Tag Archives: kamal

Unnai Pol Oruvan – not exactly

Having read quite a few reviews and after watching the movie twice, I feel the movie is a very good one, but a little below perfection. I am mentioning the points which I noticed in this movie, and not the ones I noticed in the original movie, ‘A Wednesday’.


DIRECTION: Chakri Toleti

  • The movie is well directed, right from the starting scenes where each character is introduced one after the other. The scenes provide a very good character sketch of every person.
  • There are quite a few mistakes in direction. The most important one which I noticed was that the clocks in the WAR room wall were not working. For every scene, they were just reset to an appropriate time. The second hand of the clocks were not moving. This probably shows that there had been retakes, and the clocks therefore were kept at a constant time.
  • When Inspector Arif arrives at Commissioner’s office, two constables wish him “Good Morning”. Sometime later, the reporter says that she received the call from the unknown person (Kamal Haasan) at 12 noon. Arif comes only after this incident happens. Which means, the constables must have wished him”Good Afternoon”.
  • To diffuse the bomb, Kamal Gives the instructions in the following order: Join the blue and red wires and then cut the green wire. But while Mohan Lal conveys the same instruction to the Bomb Squad personnel, he tells it in the reverse order. But the personnel acts according to the original order. While dealing with bombs, the order might probably matter.
  • As far as I know, there is no train that goes from Chennai to Madurai corresponding to the time mentioned in the movie. Probably it was some special train.
  • The TV’s in the WAR room wall show the same video over and over again.
  • The reporter is shown to be a smoker. She is shown holding the cigarette, lighting it, and taking it away from the mouth, in three different scenes. She is never shown ‘really’ smoking. A good one.
  • Instead of bringing in the CM as is the case in the original, here, the CM’s voice has been used, which has turned out to be a really good idea. And also showing the Chief Secretary moving out of the CM’s house is a very good thought, because, the shot has been taken at CM’s residence in Chennai (or probably a replica of the residence,but still, a good idea).
  • Portraying the Chief Secretary as a timid person but trying to hide her fear is really good.
  • It is a bold move to make a movie in Tamil without any songs that break the continuity of the narration.
  • I feel the direction was a bit better in the original hindi movie, ‘A Wednesday’.
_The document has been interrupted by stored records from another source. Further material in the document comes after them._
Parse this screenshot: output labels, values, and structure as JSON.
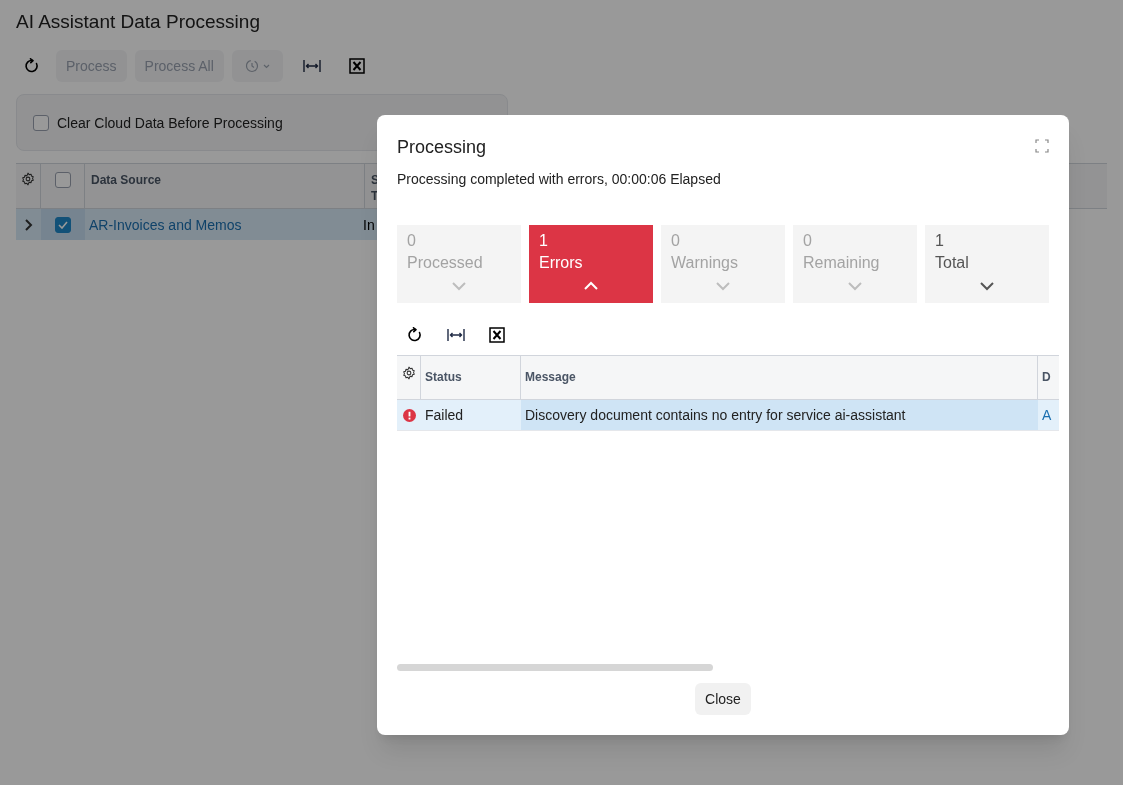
{
  "page": {
    "title": "AI Assistant Data Processing",
    "toolbar": [
      {
        "kind": "refresh"
      },
      {
        "kind": "button",
        "label": "Process",
        "disabled": true
      },
      {
        "kind": "button",
        "label": "Process All",
        "disabled": true
      },
      {
        "kind": "history",
        "disabled": true
      },
      {
        "kind": "fit"
      },
      {
        "kind": "excel"
      }
    ],
    "options": {
      "label": "Clear Cloud Data Before Processing",
      "checked": false
    },
    "table": {
      "select_all_checked": false,
      "columns": [
        {
          "lines": [
            "Data Source"
          ]
        },
        {
          "lines": [
            "S",
            "T"
          ]
        }
      ],
      "rows": [
        {
          "expanded": false,
          "selected": true,
          "cells": [
            "AR-Invoices and Memos",
            "In"
          ]
        }
      ]
    }
  },
  "dialog": {
    "title": "Processing",
    "status": "Processing completed with errors, 00:00:06 Elapsed",
    "tiles": [
      {
        "count": "0",
        "label": "Processed",
        "selected": false,
        "dimmed": true
      },
      {
        "count": "1",
        "label": "Errors",
        "selected": true,
        "dimmed": false
      },
      {
        "count": "0",
        "label": "Warnings",
        "selected": false,
        "dimmed": true
      },
      {
        "count": "0",
        "label": "Remaining",
        "selected": false,
        "dimmed": true
      },
      {
        "count": "1",
        "label": "Total",
        "selected": false,
        "dimmed": false
      }
    ],
    "toolbar": [
      {
        "kind": "refresh"
      },
      {
        "kind": "fit"
      },
      {
        "kind": "excel"
      }
    ],
    "table": {
      "columns": [
        "Status",
        "Message",
        "D"
      ],
      "rows": [
        {
          "kind": "error",
          "status": "Failed",
          "message": "Discovery document contains no entry for service ai-assistant",
          "column_3": "A"
        }
      ]
    },
    "buttons": [
      "Close"
    ]
  }
}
The background score by Shruti Hassan is a let-down. The music starts and ends abruptly, at random places. Music plays a huge role in movies of this genre. they influence the mindset of the audience. From this perspective, the movie lacked a good background score.


  • Not much deviation from the original.
  • The incident which Kamal Haasan narrates as the one which affected him, is a bit too gruesome than the incident narrated in the original movie. I feel it was not required.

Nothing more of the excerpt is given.